Conservation teams stationed in poaching hot spots are best positioned to anticipate emerging threats like these and respond quickly. Front line officers are striving to stay one step ahead of the criminals with counterintelligence; elite ranger training; and advanced technology borrowed from police and the military like night vision equipment, thermal drones and forensic genetics.
Despite the insatiable and ever-changing demand for big cats and their parts, conservation groups and law enforcement agencies working together across the entire illegal supply chain — from source to transit to destination — have proved that they can disrupt the criminal networks that lie behind these serious crimes. Arrests, prosecutions and convictions of poachers are on the rise, and big cat populations — where diligently protected — are on the rebound.

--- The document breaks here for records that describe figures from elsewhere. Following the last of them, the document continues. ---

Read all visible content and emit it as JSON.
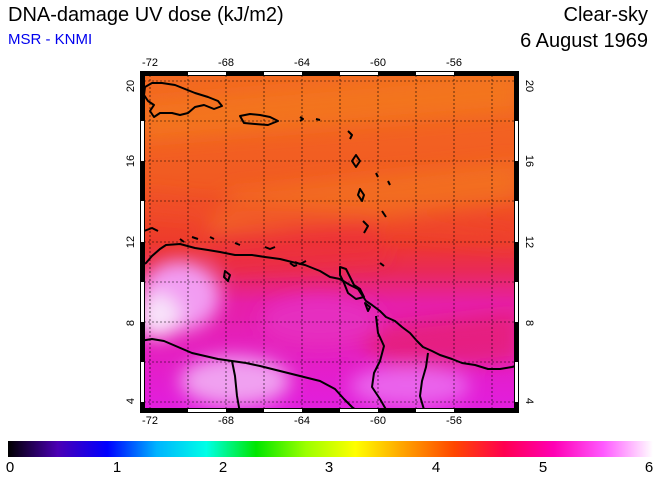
{
  "header": {
    "title": "DNA-damage UV dose (kJ/m2)",
    "source": "MSR - KNMI",
    "condition": "Clear-sky",
    "date": "6 August 1969"
  },
  "map": {
    "lon_ticks": [
      "-72",
      "-68",
      "-64",
      "-60",
      "-56"
    ],
    "lat_ticks": [
      "20",
      "16",
      "12",
      "8",
      "4"
    ],
    "lon_range": [
      -72,
      -52.5
    ],
    "lat_range": [
      3.5,
      20.5
    ]
  },
  "colorbar": {
    "labels": [
      "0",
      "1",
      "2",
      "3",
      "4",
      "5",
      "6"
    ],
    "colors": [
      "#000000",
      "#4b00b4",
      "#0000ff",
      "#00b4ff",
      "#00ffe6",
      "#00e600",
      "#9bff00",
      "#ffff00",
      "#ffa000",
      "#ff4600",
      "#ff0050",
      "#ff00b4",
      "#ff5aff",
      "#ffffff"
    ]
  }
}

As the results in Manas show, a focused effort on locking down key tiger sites can increase tiger populations. A 2010 study by some of the world’s leading tiger experts suggested that it is relatively inexpensive to protect tiger sites effectively. Adjusted for current conditions — and excluding the investment already being made by governments, particularly India, as well as by international donors and nongovernmental organizations — it would take about another $50 million a year to secure the 50 or so remaining recoverable tiger sites across Asia.
The same strategy of securing key protected areas can slow the killing of Africa’s rapidly dwindling lions, cheetahs and leopards, and the vast array of wildlife that shares those landscapes. A 2015 analysis estimated that effectively managing the more than 250 most important public protected areas for Africa’s cats would cost $1.25 billion a year.
This is where governments, aid organizations, banks, corporations and other deep-pocketed funders must step forward and invest in conservation at the scale needed to secure the vast wild places big cats need to roam, hunt and breed.
Last fall, researchers at Oxford University unveiled the first evidence-based model to illustrate how increased investment in conservation spending can lead to quantifiable improvements in biodiversity. The model used past data to show that global conservation spending between 1996 and 2008 reduced biodiversity loss by an average of 29 percent, and that countries that spent more had better outcomes.
The researchers hope that the ability to quantify the effectiveness of conservation spending and predict future outcomes will help guide budget decisions and lead to the funding increases needed to prevent extinction of species. We hope so, too.
Or perhaps such decisions will be driven by something less measurable: the value of these revered and critical predators as protectors of our planet’s wild landscapes and the life within them.
Either way, let it not be said that we did too little, too late. With a collective commitment to adequately protecting their landscapes now, big cats could be on the road to recovery and organized wildlife criminals on the path to extinction.